The title has a spaghetti western ring to it, but the vibe is more
Heaven’s Gate. Just about every man Vivienne Le Coudy meets is an exploiter, except Holger Olsen. That is why she ran off with him so quickly. Unfortunately, we know it will end tragically, because the film starts with Olsen mourning Le Coudy at her death bed. The ensuing flashbacks explain why Olsen will be gunning for Weston Jeffries, the violently entitled son of wealthy Alfred Jeffries, who runs the nearest town with the brazenly corrupt Mayor Rudolph Schiller.

As a veteran in his native Denmark, Olsen believed he could enlist for the $100 bonus, fight for his new country, and return home after a relatively short time. Le Coudy is rightly skeptical, but she lets him go anyway. Unfortunately, that leaves her to fend for herself in the lawless town. Of course, the years drag by, until Olsen finally returns to meet Vincent, the son he never knew he “had.” Despite the circumstances, Olsen and the little boy quickly develop a rapport, so the soldier-turned-sheriff will always protect his son, even after the sins done to Le Coudy cause further physical decline and death.

Dead Don’t Hurt
is about as slow as a western can get and still be a western. It still has all the elements, particularly the striking landscape—mostly shot on-location in Durango, Mexico.
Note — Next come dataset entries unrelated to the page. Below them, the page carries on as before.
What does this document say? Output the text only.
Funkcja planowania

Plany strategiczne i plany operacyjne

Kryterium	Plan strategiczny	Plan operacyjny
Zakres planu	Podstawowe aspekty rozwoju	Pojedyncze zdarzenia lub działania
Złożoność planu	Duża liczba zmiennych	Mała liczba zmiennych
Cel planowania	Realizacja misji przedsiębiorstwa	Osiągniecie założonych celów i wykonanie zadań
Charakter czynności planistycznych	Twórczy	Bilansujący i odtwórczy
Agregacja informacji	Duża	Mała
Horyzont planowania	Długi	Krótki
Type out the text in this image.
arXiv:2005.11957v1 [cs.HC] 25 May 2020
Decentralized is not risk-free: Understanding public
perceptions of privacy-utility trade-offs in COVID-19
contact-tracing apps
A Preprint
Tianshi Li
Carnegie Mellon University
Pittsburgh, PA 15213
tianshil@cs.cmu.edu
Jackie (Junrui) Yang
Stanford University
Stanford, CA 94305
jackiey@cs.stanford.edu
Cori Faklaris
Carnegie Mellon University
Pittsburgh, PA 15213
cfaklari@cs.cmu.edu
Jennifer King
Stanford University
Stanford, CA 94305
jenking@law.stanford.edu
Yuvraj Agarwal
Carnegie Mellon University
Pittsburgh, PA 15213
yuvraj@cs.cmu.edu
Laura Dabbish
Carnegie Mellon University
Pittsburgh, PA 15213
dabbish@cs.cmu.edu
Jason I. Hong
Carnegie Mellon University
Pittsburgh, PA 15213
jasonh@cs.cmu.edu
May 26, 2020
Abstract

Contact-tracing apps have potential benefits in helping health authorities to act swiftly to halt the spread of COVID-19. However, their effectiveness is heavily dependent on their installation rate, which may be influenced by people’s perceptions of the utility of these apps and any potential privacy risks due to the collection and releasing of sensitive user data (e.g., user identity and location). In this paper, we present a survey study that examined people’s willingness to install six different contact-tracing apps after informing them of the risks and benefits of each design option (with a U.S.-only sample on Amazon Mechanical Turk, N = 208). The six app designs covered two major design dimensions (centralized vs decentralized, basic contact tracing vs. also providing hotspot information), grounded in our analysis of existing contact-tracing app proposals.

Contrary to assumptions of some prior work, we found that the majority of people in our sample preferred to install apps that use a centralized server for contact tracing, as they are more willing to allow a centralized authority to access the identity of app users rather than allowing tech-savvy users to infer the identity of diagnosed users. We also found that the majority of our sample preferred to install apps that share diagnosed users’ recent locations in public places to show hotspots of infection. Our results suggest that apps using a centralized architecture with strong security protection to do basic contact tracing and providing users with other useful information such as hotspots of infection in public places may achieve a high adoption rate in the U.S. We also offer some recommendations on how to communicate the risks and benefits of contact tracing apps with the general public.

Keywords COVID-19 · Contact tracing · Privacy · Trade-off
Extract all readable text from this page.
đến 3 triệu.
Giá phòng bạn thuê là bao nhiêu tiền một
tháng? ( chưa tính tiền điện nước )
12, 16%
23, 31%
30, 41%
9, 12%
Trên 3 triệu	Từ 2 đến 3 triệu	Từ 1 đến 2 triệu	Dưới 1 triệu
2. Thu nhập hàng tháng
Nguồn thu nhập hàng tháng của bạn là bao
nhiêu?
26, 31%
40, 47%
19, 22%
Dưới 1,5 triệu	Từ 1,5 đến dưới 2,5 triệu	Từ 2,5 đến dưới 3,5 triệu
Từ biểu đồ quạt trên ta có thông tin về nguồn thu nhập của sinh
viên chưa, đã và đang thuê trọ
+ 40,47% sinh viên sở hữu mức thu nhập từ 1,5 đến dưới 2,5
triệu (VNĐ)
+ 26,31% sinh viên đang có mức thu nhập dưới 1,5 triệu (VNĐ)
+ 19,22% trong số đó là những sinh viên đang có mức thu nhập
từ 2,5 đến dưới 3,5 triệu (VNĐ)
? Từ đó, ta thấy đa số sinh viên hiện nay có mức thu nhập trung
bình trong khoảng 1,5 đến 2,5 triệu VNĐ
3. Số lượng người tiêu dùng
Mortensen can definitely play the strong silent type, so he perfectly cast himself as Olsen. As usual, he slow-burns like nobody’s business.

Yet, Vicky Krieps is the true lead as Le Coudy. She brings a lot of strength and sensitivity to the part. Watching her work in
The Dead Don’t Hurt gives real sense of the dangers women faced on the frontier. However, it is worth remembering conditions for women weren’t much better in the Old World—and often they were worse. Ask the women of the shtetls about the Cossacks. Wherever you were, life in the late 19th Century was just brutish and short.

Mortensen generously but shrewdly shares a lot of screen-time with a top-notch supporting cast, including Danny Huston oozing sleaze as Mayor Schiller, Garrett Dillahunt steely and menacing as Old Man Jeffries, and Solly McLeod, who is shockingly unhinged and sadistic as his son, Weston. Viewers who only know McLeod as the amiable
Tom Jones and from the kitschy supernatural show The Rising will be pleasantly surprised to his range here.

The Dead Don’t Hurt
is an achingly earnest and carefully crafted film. Still, a little more giddy-up would not have undermined Mortensen’s aesthetic. It is a film viewers will respect, but not love. Recommended for admirers of epic revisionist frontier sagas, like Jan Troell’s The New Land duology, The Dead Don’t Hurt opens this Friday (5/31) in theaters, including the AMC Empire in New York.